Raymond de Malherbe n’a pas eu gain de cause. La défaite du candidat Rassemblement national (RN) au second tour des élections législatives, au soir du dimanche 19 juin 2022, face à Élise Leboucher, candidate de la Nupes, dans la quatrième circonscription sarthoise (Le Mans – Allonnes – La Suze – Sablé), ne sera pas invalidée comme il l’espérait. Il avait déposé un recours devant le Conseil constitutionnel pour dénoncer des irrégularités au cours de ce scrutin qui s’était joué à moins de 90 voix d’écart. Celui-ci a été officiellement rejeté, ce vendredi 2 décembre.
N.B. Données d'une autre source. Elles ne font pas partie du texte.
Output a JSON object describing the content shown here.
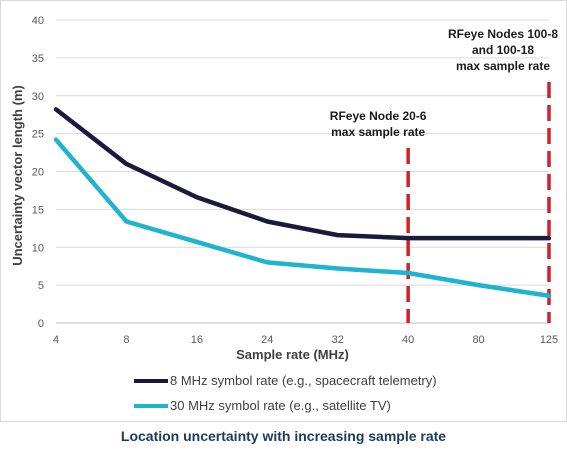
{
  "chart_data": {
    "type": "line",
    "title": "",
    "xlabel": "Sample rate (MHz)",
    "ylabel": "Uncertainty vector length (m)",
    "categories": [
      "4",
      "8",
      "16",
      "24",
      "32",
      "40",
      "80",
      "125"
    ],
    "ylim": [
      0,
      40
    ],
    "yticks": [
      0,
      5,
      10,
      15,
      20,
      25,
      30,
      35,
      40
    ],
    "grid": "horizontal",
    "legend": "bottom",
    "series": [
      {
        "name": "8 MHz symbol rate (e.g., spacecraft telemetry)",
        "color": "#1c1a3c",
        "values": [
          28.2,
          21.0,
          16.6,
          13.4,
          11.6,
          11.2,
          11.2,
          11.2
        ]
      },
      {
        "name": "30 MHz symbol rate (e.g., satellite TV)",
        "color": "#1eb4cf",
        "values": [
          24.2,
          13.4,
          10.7,
          8.0,
          7.2,
          6.6,
          5.0,
          3.6
        ]
      }
    ],
    "markers": [
      {
        "category": "40",
        "color": "#d0202a",
        "label_lines": [
          "RFeye Node 20-6",
          "max sample rate"
        ]
      },
      {
        "category": "125",
        "color": "#d0202a",
        "label_lines": [
          "RFeye Nodes 100-8",
          "and 100-18",
          "max sample rate"
        ]
      }
    ]
  },
  "caption": "Location uncertainty with increasing sample rate"
}
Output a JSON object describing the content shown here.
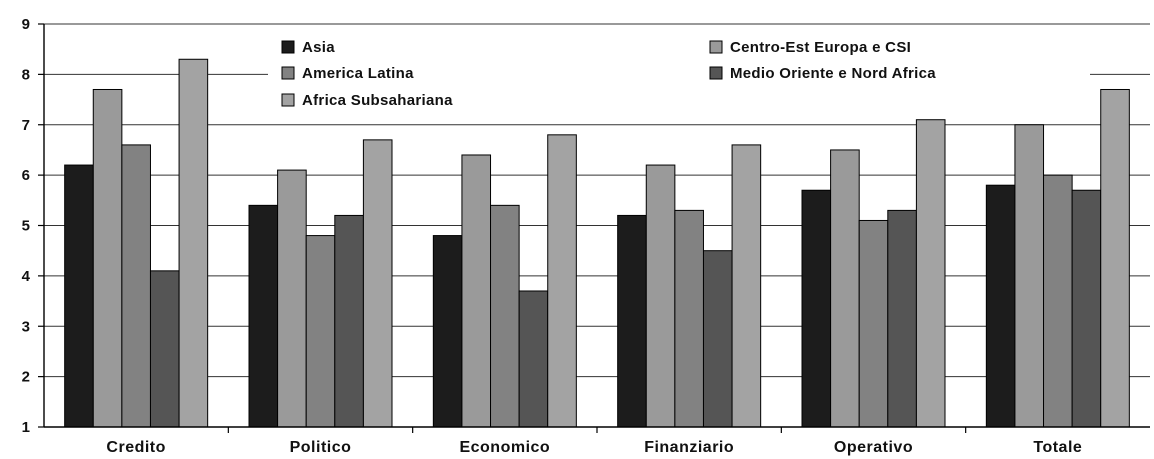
{
  "chart_data": {
    "type": "bar",
    "categories": [
      "Credito",
      "Politico",
      "Economico",
      "Finanziario",
      "Operativo",
      "Totale"
    ],
    "series": [
      {
        "name": "Asia",
        "color": "#1c1c1c",
        "values": [
          6.2,
          5.4,
          4.8,
          5.2,
          5.7,
          5.8
        ]
      },
      {
        "name": "Centro-Est Europa e CSI",
        "color": "#9a9a9a",
        "values": [
          7.7,
          6.1,
          6.4,
          6.2,
          6.5,
          7.0
        ]
      },
      {
        "name": "America Latina",
        "color": "#828282",
        "values": [
          6.6,
          4.8,
          5.4,
          5.3,
          5.1,
          6.0
        ]
      },
      {
        "name": "Medio Oriente e Nord Africa",
        "color": "#555555",
        "values": [
          4.1,
          5.2,
          3.7,
          4.5,
          5.3,
          5.7
        ]
      },
      {
        "name": "Africa Subsahariana",
        "color": "#a3a3a3",
        "values": [
          8.3,
          6.7,
          6.8,
          6.6,
          7.1,
          7.7
        ]
      }
    ],
    "legend_rows": [
      [
        "Asia",
        "Centro-Est Europa e CSI"
      ],
      [
        "America Latina",
        "Medio Oriente e Nord Africa"
      ],
      [
        "Africa Subsahariana"
      ]
    ],
    "ylim": [
      1,
      9
    ],
    "yticks": [
      "1",
      "2",
      "3",
      "4",
      "5",
      "6",
      "7",
      "8",
      "9"
    ],
    "grid": true,
    "legend_position": "top"
  }
}
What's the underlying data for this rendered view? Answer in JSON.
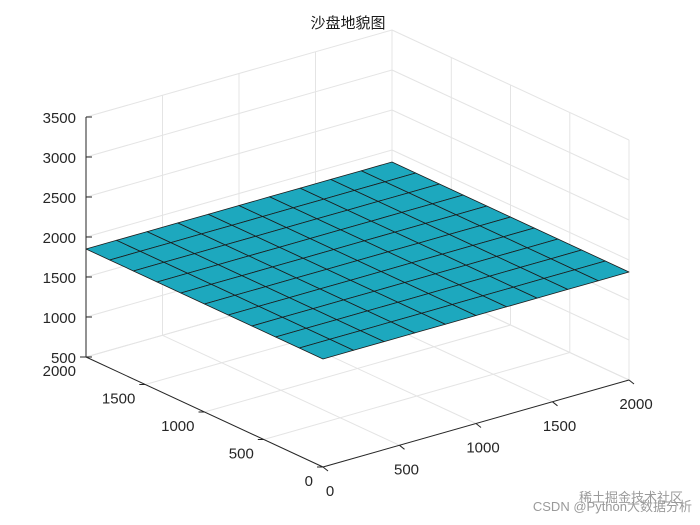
{
  "chart_data": {
    "type": "surface",
    "title": "沙盘地貌图",
    "xlabel": "",
    "ylabel": "",
    "zlabel": "",
    "x": [
      0,
      200,
      400,
      600,
      800,
      1000,
      1200,
      1400,
      1600,
      1800,
      2000
    ],
    "y": [
      0,
      200,
      400,
      600,
      800,
      1000,
      1200,
      1400,
      1600,
      1800,
      2000
    ],
    "xlim": [
      0,
      2000
    ],
    "ylim": [
      0,
      2000
    ],
    "zlim": [
      500,
      3500
    ],
    "x_ticks": [
      "0",
      "500",
      "1000",
      "1500",
      "2000"
    ],
    "y_ticks": [
      "0",
      "500",
      "1000",
      "1500",
      "2000"
    ],
    "z_ticks": [
      "500",
      "1000",
      "1500",
      "2000",
      "2500",
      "3000",
      "3500"
    ],
    "grid": true,
    "colormap": "parula",
    "z": [
      [
        1850,
        1850,
        1850,
        1850,
        1850,
        1850,
        1850,
        1850,
        1850,
        1850,
        1850
      ],
      [
        1850,
        1850,
        1850,
        1850,
        1850,
        1850,
        1850,
        1850,
        1850,
        1850,
        1850
      ],
      [
        1850,
        1850,
        1850,
        1850,
        1850,
        1850,
        1850,
        1850,
        1850,
        1850,
        1850
      ],
      [
        1850,
        1850,
        1850,
        1850,
        1850,
        1850,
        1850,
        1850,
        1850,
        1850,
        1850
      ],
      [
        1850,
        1850,
        1850,
        1850,
        1850,
        1850,
        1850,
        1850,
        1850,
        1850,
        1850
      ],
      [
        1850,
        1850,
        1850,
        1850,
        1850,
        1850,
        1850,
        1850,
        1850,
        1850,
        1850
      ],
      [
        1850,
        1850,
        1850,
        1850,
        1850,
        1850,
        1850,
        1850,
        1850,
        1850,
        1850
      ],
      [
        1850,
        1850,
        1850,
        1850,
        1850,
        1850,
        1850,
        1850,
        1850,
        1850,
        1850
      ],
      [
        1850,
        1850,
        1850,
        1850,
        1850,
        1850,
        1850,
        1850,
        1850,
        1850,
        1850
      ],
      [
        1850,
        1850,
        1850,
        1850,
        1850,
        1850,
        1850,
        1850,
        1850,
        1850,
        1850
      ],
      [
        1850,
        1850,
        1850,
        1850,
        1850,
        1850,
        1850,
        1850,
        1850,
        1850,
        1850
      ]
    ]
  },
  "watermark": "CSDN @Python大数据分析",
  "watermark_overlay": "稀土掘金技术社区"
}
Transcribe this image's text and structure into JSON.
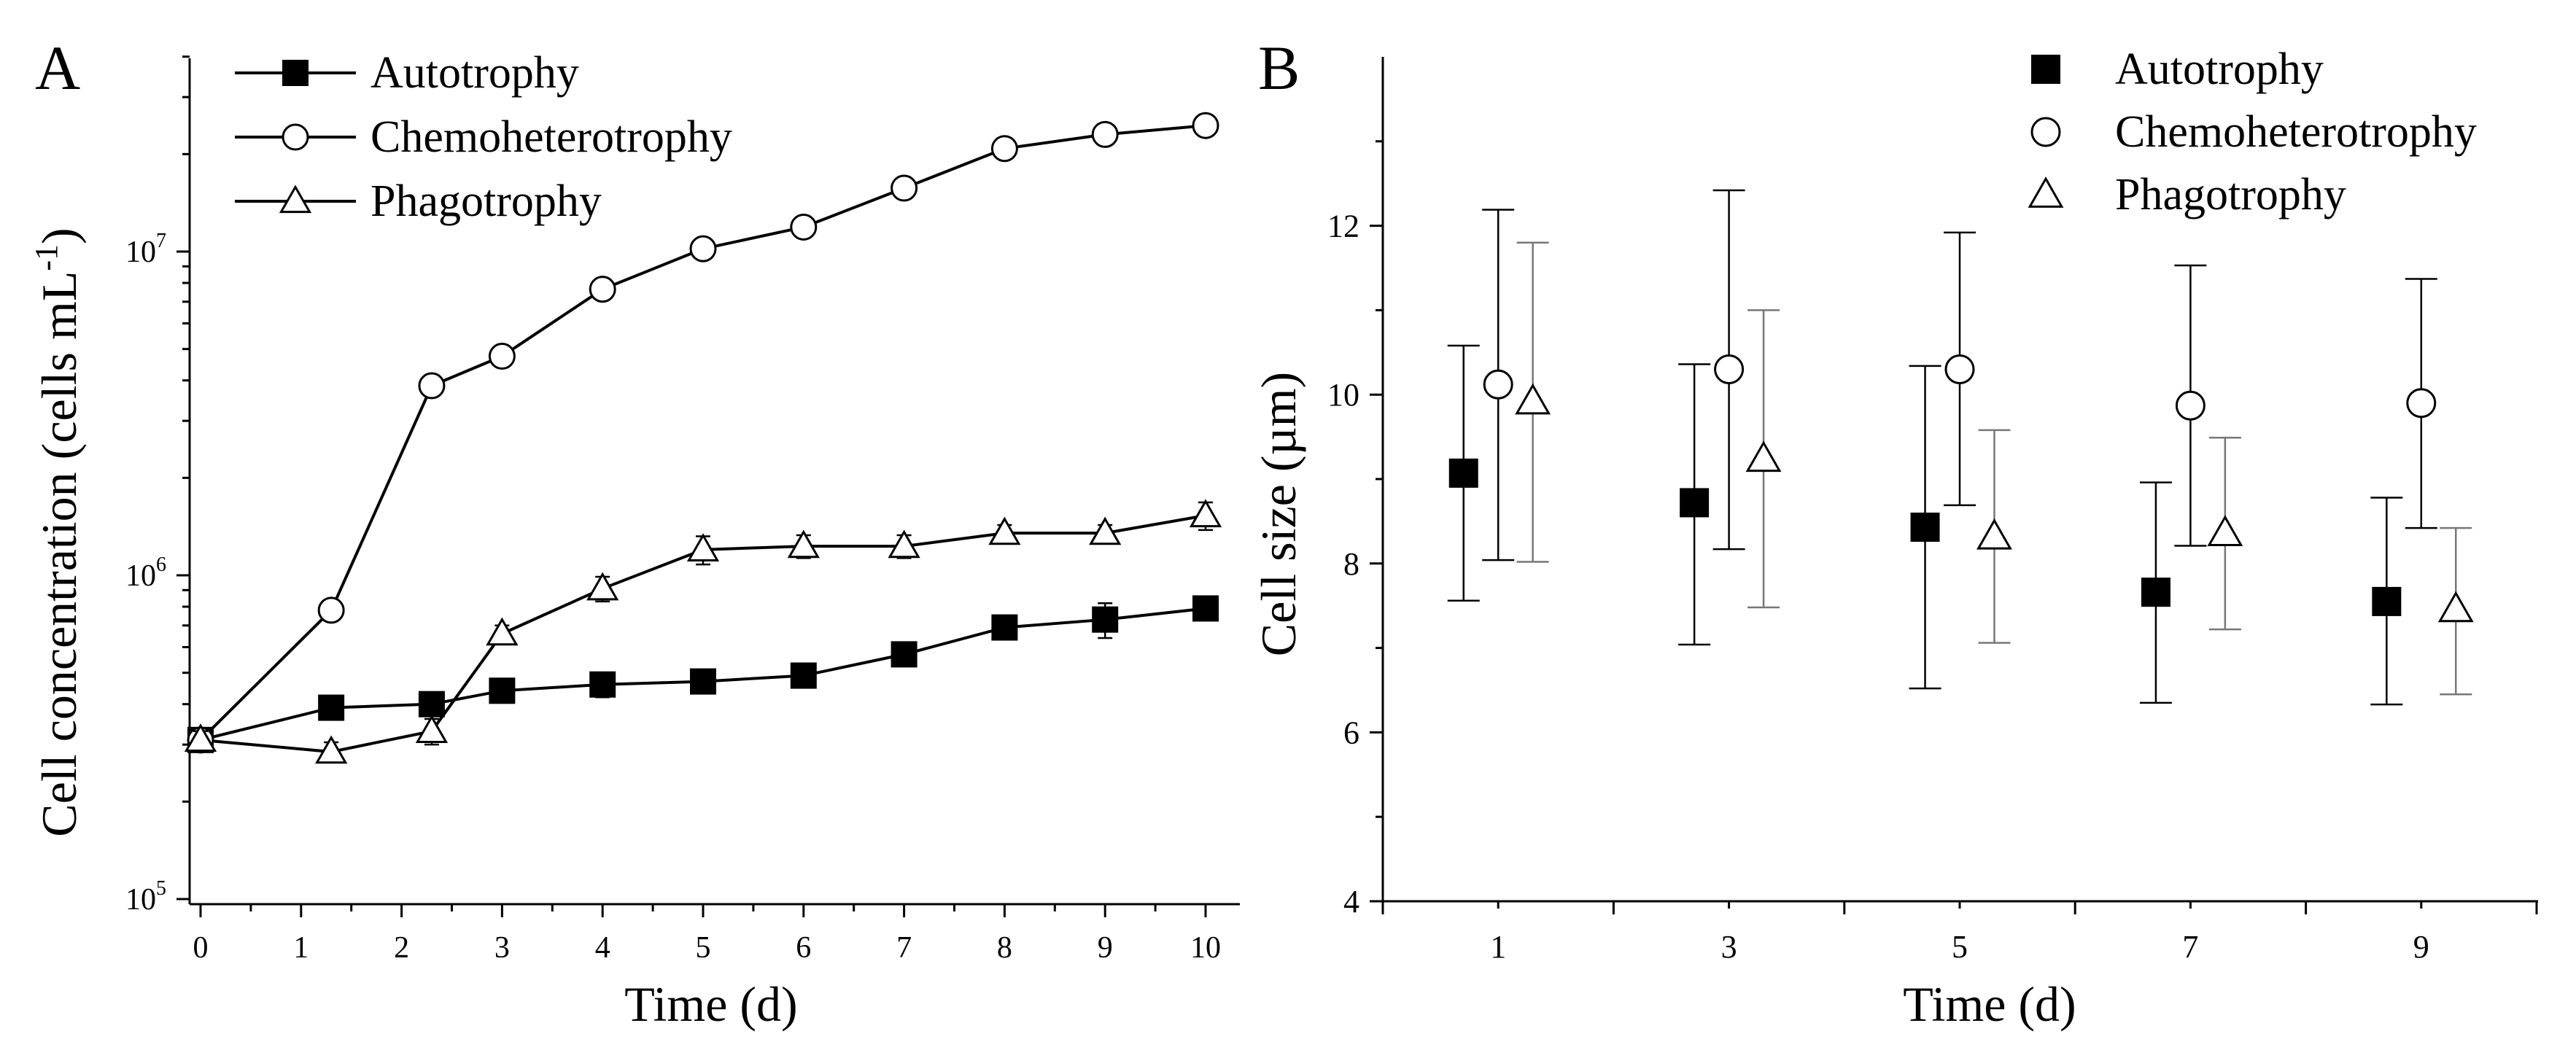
{
  "chart_data": [
    {
      "panel_label": "A",
      "type": "line",
      "x_scale": "linear",
      "y_scale": "log",
      "xlabel": "Time (d)",
      "ylabel": "Cell concentration (cells mL",
      "ylabel_exponent": "-1",
      "ylabel_close": ")",
      "xlim": [
        0,
        10
      ],
      "ylim": [
        100000,
        40000000
      ],
      "x_ticks": [
        {
          "value": 0,
          "label": "0"
        },
        {
          "value": 1,
          "label": "1"
        },
        {
          "value": 2,
          "label": "2"
        },
        {
          "value": 3,
          "label": "3"
        },
        {
          "value": 4,
          "label": "4"
        },
        {
          "value": 5,
          "label": "5"
        },
        {
          "value": 6,
          "label": "6"
        },
        {
          "value": 7,
          "label": "7"
        },
        {
          "value": 8,
          "label": "8"
        },
        {
          "value": 9,
          "label": "9"
        },
        {
          "value": 10,
          "label": "10"
        }
      ],
      "y_ticks": [
        {
          "value": 100000,
          "base": "10",
          "exp": "5"
        },
        {
          "value": 1000000,
          "base": "10",
          "exp": "6"
        },
        {
          "value": 10000000,
          "base": "10",
          "exp": "7"
        }
      ],
      "legend_position": "top-left",
      "series": [
        {
          "name": "Autotrophy",
          "marker": "square",
          "x": [
            0,
            1.3,
            2.3,
            3,
            4,
            5,
            6,
            7,
            8,
            9,
            10
          ],
          "y": [
            310000,
            390000,
            400000,
            440000,
            460000,
            470000,
            490000,
            570000,
            690000,
            730000,
            790000
          ],
          "err": [
            20000,
            20000,
            20000,
            25000,
            40000,
            30000,
            25000,
            30000,
            40000,
            90000,
            40000
          ]
        },
        {
          "name": "Chemoheterotrophy",
          "marker": "circle",
          "x": [
            0,
            1.3,
            2.3,
            3,
            4,
            5,
            6,
            7,
            8,
            9,
            10
          ],
          "y": [
            310000,
            780000,
            3850000,
            4750000,
            7650000,
            10200000,
            11900000,
            15700000,
            20800000,
            23000000,
            24500000
          ],
          "err": [
            20000,
            50000,
            200000,
            300000,
            500000,
            700000,
            700000,
            900000,
            1000000,
            1200000,
            1800000
          ]
        },
        {
          "name": "Phagotrophy",
          "marker": "triangle",
          "x": [
            0,
            1.3,
            2.3,
            3,
            4,
            5,
            6,
            7,
            8,
            9,
            10
          ],
          "y": [
            310000,
            285000,
            330000,
            660000,
            910000,
            1200000,
            1230000,
            1230000,
            1350000,
            1350000,
            1530000
          ],
          "err": [
            20000,
            20000,
            30000,
            40000,
            80000,
            120000,
            100000,
            100000,
            80000,
            80000,
            150000
          ]
        }
      ]
    },
    {
      "panel_label": "B",
      "type": "scatter",
      "xlabel": "Time (d)",
      "ylabel": "Cell size (µm)",
      "xlim": [
        0,
        10
      ],
      "ylim": [
        4,
        14
      ],
      "x_tick_labels": [
        "1",
        "3",
        "5",
        "7",
        "9"
      ],
      "x_tick_values": [
        1,
        3,
        5,
        7,
        9
      ],
      "x_boundaries": [
        0,
        2,
        4,
        6,
        8,
        10
      ],
      "y_ticks": [
        4,
        6,
        8,
        10,
        12
      ],
      "y_tick_labels": [
        "4",
        "6",
        "8",
        "10",
        "12"
      ],
      "legend_position": "top-right",
      "series": [
        {
          "name": "Autotrophy",
          "marker": "square",
          "offset": -0.3,
          "x": [
            1,
            3,
            5,
            7,
            9
          ],
          "y": [
            9.07,
            8.72,
            8.43,
            7.66,
            7.55
          ],
          "low": [
            7.56,
            7.04,
            6.52,
            6.35,
            6.33
          ],
          "high": [
            10.58,
            10.36,
            10.34,
            8.96,
            8.78
          ]
        },
        {
          "name": "Chemoheterotrophy",
          "marker": "circle",
          "offset": 0,
          "x": [
            1,
            3,
            5,
            7,
            9
          ],
          "y": [
            10.12,
            10.3,
            10.3,
            9.87,
            9.9
          ],
          "low": [
            8.04,
            8.17,
            8.69,
            8.21,
            8.42
          ],
          "high": [
            12.19,
            12.42,
            11.92,
            11.53,
            11.37
          ]
        },
        {
          "name": "Phagotrophy",
          "marker": "triangle",
          "offset": 0.3,
          "x": [
            1,
            3,
            5,
            7,
            9
          ],
          "y": [
            9.92,
            9.24,
            8.32,
            8.36,
            7.46
          ],
          "low": [
            8.02,
            7.48,
            7.06,
            7.22,
            6.45
          ],
          "high": [
            11.8,
            11.0,
            9.58,
            9.49,
            8.42
          ]
        }
      ]
    }
  ]
}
Propagande électorale pendant la période de réserve
Raymond de Malherbe avait d’abord pointé un message de propagande électorale, attribué au camp adverse et publié en ligne samedi 18 juin, pendant la période dite de « réserve ». Il s’agissait en l’occurrence d’une publication de Romuald Martin, suppléant de la candidate socialiste Sylvie Tolmont, éliminée au premier tour, qui appelait sur sa page Facebook personnelle à faire barrage au RN. Si les Sages reconnaissent une violation du code électoral, ils estiment qu’il n’y avait pas suffisamment de quoi « altérer la sincérité du scrutin ».
Dans sa requête, le candidat du camp de Marine Le Pen avait aussi signalé que « la liste d’émargement d’un bureau de vote n’aurait pas été signée par tous les membres du bureau ». « Un tel fait, à le supposer établi, n’a pas été de nature à altérer les résultats du scrutin », soulignent les Sages.
Le Conseil constitutionnel conclut sa décision en précisant que les « autres allégations du requérant ne sont pas assorties des précisions et justifications suffisantes permettant au juge de l’élection d’en apprécier le bien-fondé ».